Breaking News

[CRITIQUE] : Sous le ciel de Kyoto


Réalisatrice : Akiko Ohku
Acteurs : Riku Hagiwara, Yuumi Kawai, Aoi Itô,...
Distributeur : Art House
Budget : -
Genre : Drame, Romance.
Nationalité : Japonais.
Durée : 2h08min.

Synopsis :
À Kyoto, entre l’université et un petit boulot dans des bains publics, Toru garde toujours ses parapluies à portée de main, tels des boucliers contre le monde extérieur.
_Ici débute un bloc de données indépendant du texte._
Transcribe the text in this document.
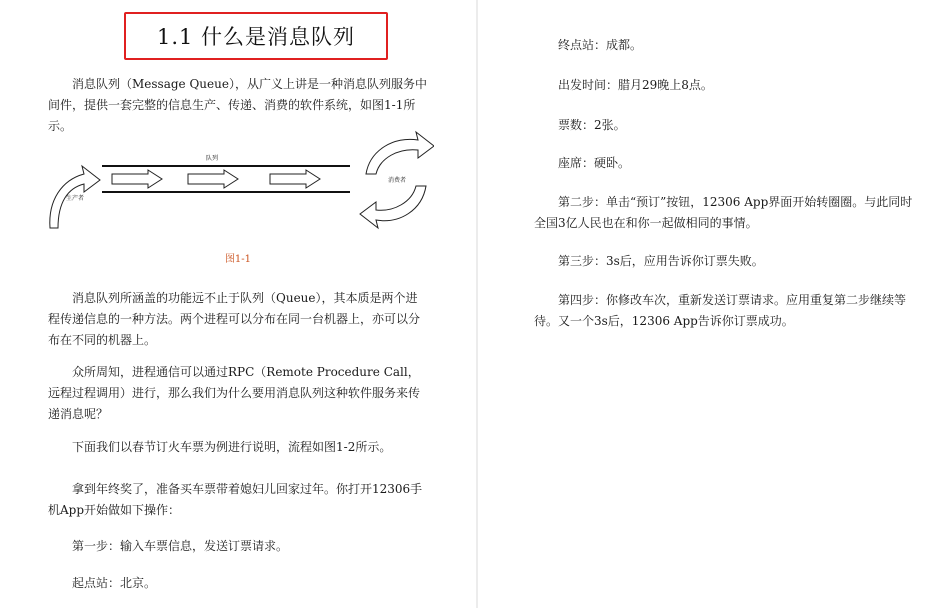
1.1 什么是消息队列

消息队列（Message Queue），从广义上讲是一种消息队列服务中间件，提供一套完整的信息生产、传递、消费的软件系统，如图1-1所示。

生产者
队列
消费者
图1-1

消息队列所涵盖的功能远不止于队列（Queue），其本质是两个进程传递信息的一种方法。两个进程可以分布在同一台机器上，亦可以分布在不同的机器上。

众所周知，进程通信可以通过RPC（Remote Procedure Call，远程过程调用）进行，那么我们为什么要用消息队列这种软件服务来传递消息呢？

下面我们以春节订火车票为例进行说明，流程如图1-2所示。

拿到年终奖了，准备买车票带着媳妇儿回家过年。你打开12306手机App开始做如下操作：

第一步：输入车票信息，发送订票请求。

起点站：北京。

终点站：成都。

出发时间：腊月29晚上8点。

票数：2张。

座席：硬卧。

第二步：单击“预订”按钮，12306 App界面开始转圈圈。与此同时全国3亿人民也在和你一起做相同的事情。

第三步：3s后，应用告诉你订票失败。

第四步：你修改车次，重新发送订票请求。应用重复第二步继续等待。又一个3s后，12306 App告诉你订票成功。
Quand il rencontre Hana, mystérieuse, lumineuse, fragile, l’évidence naît entre eux... avant qu’elle ne disparaisse soudainement.





Il y a une belle cohérence qui se dégage au coeur de la filmographie définitivement de la cinéaste nippone Akiko Ohku, tant il n'est pas difficile de dresser de jolis et authentiques point de concordance entre ses différents efforts, comme si le magnifique Tempura (où elle adaptait une nouvelle fois un roman de Risa Wataya) répondait instinctivement à son tout aussi beau Sous le ciel de Kyoto (où elle met cette fois en images, un roman de Shusuke Fukutoku), que ce soit dans sa manière d'entremêler les genres avec une délicatesse rare et un style savamment dépouillé, comme d'user des archétypes et artifices de la comédie romantique, pour mieux dresser de doux et captivants portraits de jeunes figures aussi complexes et solitaires que vulnérables et excentriques, paralysées à l'idée de s'ouvrir aux autres.

Copyright Arthouse

Ici, ce n'est plus la touchante et loufoque Mitsuko qui est tiraillée entre le confort d'une vie de célibataire paisible dans sa propre bulle et une romance avec un vendeur timide et adorable, mais bien le définitivement plus maladroit et rêveur Toru, étudiant qui jongle entre des études peu passionnantes à l’université, un petit boulot dans des bains publics et une solitude à peine fissurée par la présence de son meilleur ami, Yamane - qui tente tant bien que mal de stimuler sa sociabilité -, ni par sa douce collègue, Sacchan.
Une existence dans l'ombre à Kyoto, parapluie à la main (qui le protège autant de la pluie qu'il incarne le symbole de ses barrières émotionnelles, érigées contre un monde extérieur où il n'a aucune accroche et qu'il ne comprend pas... et qui, de toute façon, ne le comprend pas non plus) et tête dans les nuages, appelée pourtant à être bousculée lorsque son regard croise celui d'Hana, toute aussi solitaire et frappé par le deuil - mais plus mystérieuse - que lui, dont il tombe follement amoureux...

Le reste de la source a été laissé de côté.